I was walking to work when I heard this scenario from Stephen J. Dubner, host of the podcast Freakonomics. He was trying to gauge audience responses for use in a future show and I immediately imagined what I would do if I were ever in that position. At first, I wanted to press pause and ask for more information. How terminal were we talking about here? What were the efficacy statistics of the standard treatment? Would I be fighting the disease from inside the walls of the hospital, or could I continue my life with minor inconveniences? These questions were the daily conversations I had been having while working in cancer research, so how could I make a decision without the answers? My thoughts soon became less about which choice I would make and more about the underlying issue at play – the increasing costs associated with healthcare.

Before coming to BC Law, I worked in Lymphoma clinical trials research. Clinical trial research stands at the edge of what modern medicine is and can be. Yet, it was eye opening to witness the extent of economic hardship patients faced within the healthcare system, whether at the forefront of healthcare decisions or hovering in the background. I worked towards and witnessed the approval of experimental drugs and how they changed the lives of those combating terminal diseases. However, when these drugs are approved and come to market, the costs associated with ongoing treatment prove economically straining for the patients and their families. The frustrations abound as the promise of these drugs clashes with the economic realities of treatment, leaving patients to make economic decisions rather than healthcare decisions.

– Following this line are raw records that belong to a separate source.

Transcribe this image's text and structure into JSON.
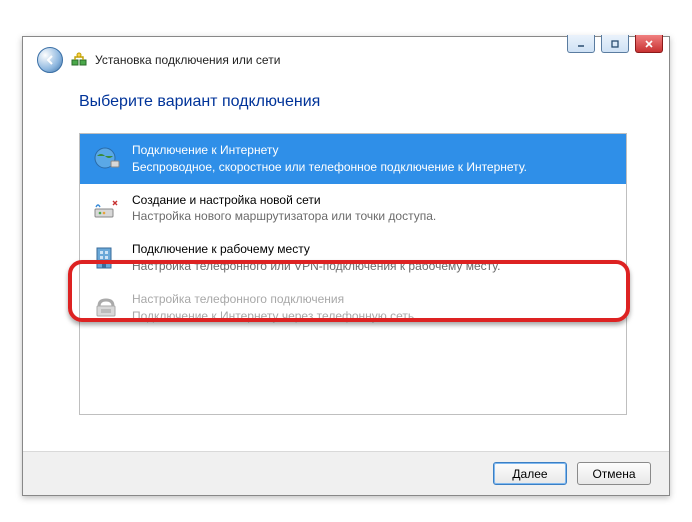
{
  "window": {
    "title": "Установка подключения или сети"
  },
  "heading": "Выберите вариант подключения",
  "options": [
    {
      "title": "Подключение к Интернету",
      "desc": "Беспроводное, скоростное или телефонное подключение к Интернету."
    },
    {
      "title": "Создание и настройка новой сети",
      "desc": "Настройка нового маршрутизатора или точки доступа."
    },
    {
      "title": "Подключение к рабочему месту",
      "desc": "Настройка телефонного или VPN-подключения к рабочему месту."
    },
    {
      "title": "Настройка телефонного подключения",
      "desc": "Подключение к Интернету через телефонную сеть."
    }
  ],
  "footer": {
    "next": "Далее",
    "cancel": "Отмена"
  }
}
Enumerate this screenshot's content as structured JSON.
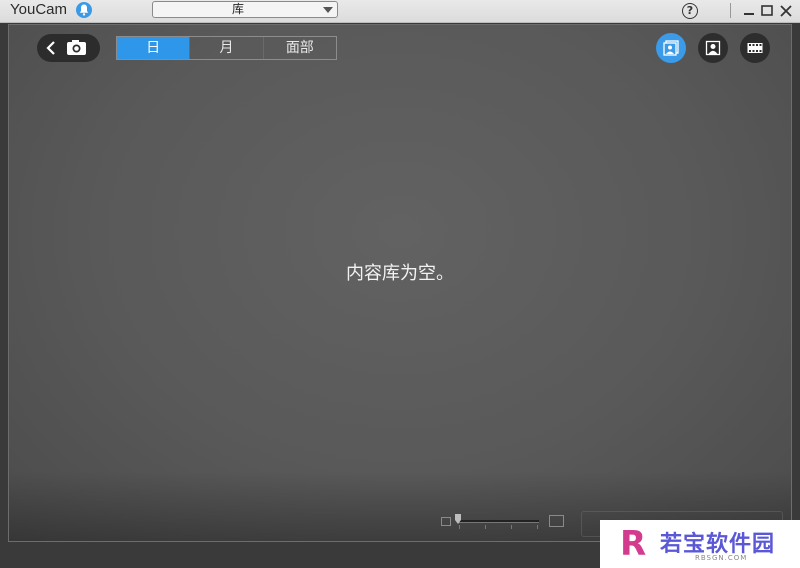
{
  "titlebar": {
    "app_name": "YouCam",
    "dropdown_selected": "库",
    "help_label": "?"
  },
  "toolbar": {
    "tabs": [
      {
        "label": "日",
        "active": true
      },
      {
        "label": "月",
        "active": false
      },
      {
        "label": "面部",
        "active": false
      }
    ]
  },
  "main": {
    "empty_message": "内容库为空。"
  },
  "watermark": {
    "logo_letter": "R",
    "brand_text": "若宝软件园",
    "domain_text": "RBSGN.COM"
  },
  "colors": {
    "accent": "#2f97e9",
    "panel": "#5c5c5c",
    "titlebar": "#e3e3e3"
  }
}
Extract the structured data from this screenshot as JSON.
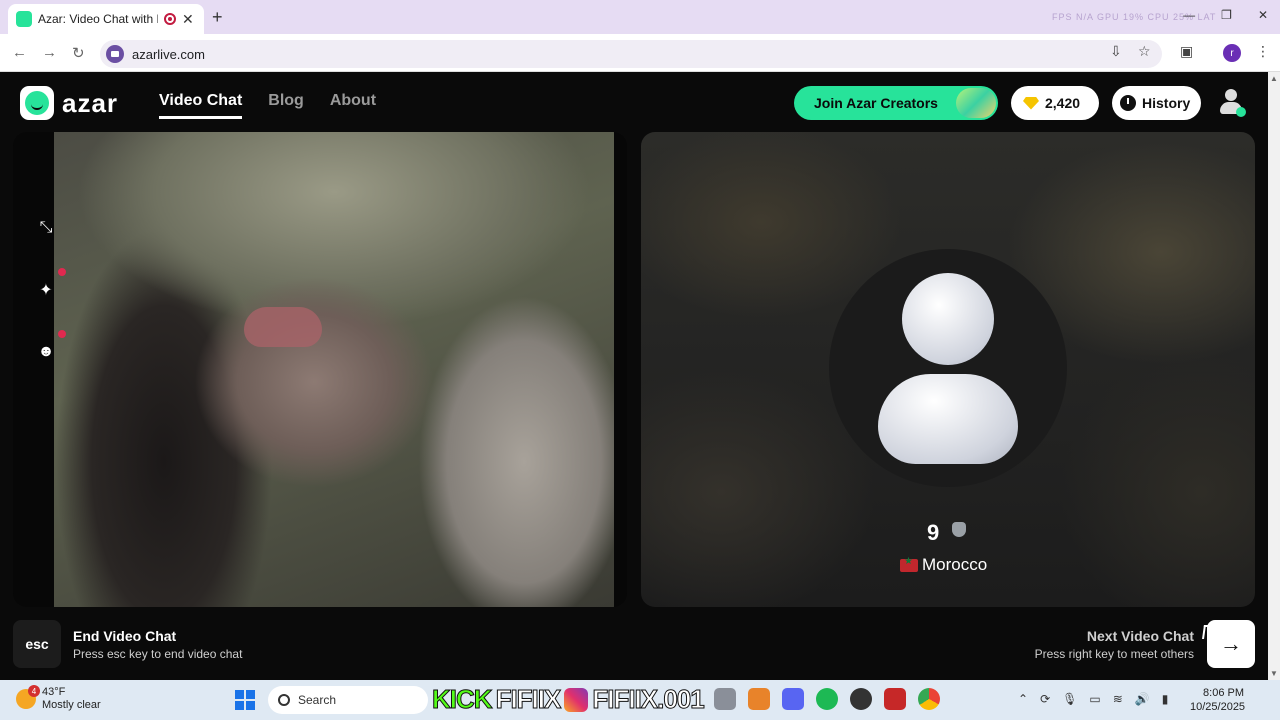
{
  "browser": {
    "tab_title": "Azar: Video Chat with New",
    "tab_close": "✕",
    "new_tab": "+",
    "url": "azarlive.com",
    "hud_text": "FPS N/A  GPU 19%  CPU 25%  LAT",
    "profile_initial": "r"
  },
  "site": {
    "logo_text": "azar",
    "nav": [
      {
        "label": "Video Chat",
        "active": true
      },
      {
        "label": "Blog",
        "active": false
      },
      {
        "label": "About",
        "active": false
      }
    ],
    "join_creators_label": "Join Azar Creators",
    "gems_count": "2,420",
    "history_label": "History"
  },
  "peer": {
    "age": "9",
    "country": "Morocco"
  },
  "controls": {
    "esc_key": "esc",
    "end_title": "End Video Chat",
    "end_subtitle": "Press esc key to end video chat",
    "next_title": "Next Video Chat",
    "next_subtitle": "Press right key to meet others",
    "next_arrow": "→"
  },
  "taskbar": {
    "temperature": "43°F",
    "weather": "Mostly clear",
    "weather_badge": "4",
    "search_label": "Search",
    "stream_kick": "KICK",
    "stream_name_1": "FIFIIX",
    "stream_name_2": "FIFIIX.001",
    "time": "8:06 PM",
    "date": "10/25/2025"
  },
  "colors": {
    "brand_green": "#27e39a",
    "notification_red": "#e0294f",
    "gem_gold": "#f5c400"
  }
}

Working with both pharmaceutical companies and patients at the mercy of these experimental drugs sparked my desire to pursue healthcare law and become involved in the policy-shaping discussions at hand. At BC Law, I’ve been fortunate to build upon this experience in the start of my legal career. During my 1L spring semester, I applied to various summer internships through the Government/Public Interest job fair coordinated by the Career Services Office. Through that program I earned a summer internship in the Health Care Division of the Massachusetts Attorney General’s Office. Not only was I able to improve my legal research skills over the summer, but I was able to do so in an area of law I was truly interested in. Researching legal issues related to the Attorney General’s public health platform and state medical care regulations only further solidified my interest in the field. I continue to seek out opportunities in this area at BC Law, whether in the classroom or through externship placements in Boston’s growing healthcare and life sciences fields. I’m grateful to BC Law for these opportunities to explore and advance my interest in healthcare law.


Alexis Kral is a second-year student who was driven to study healthcare law after graduating from Wesleyan (CT) University and working in clinical trials research.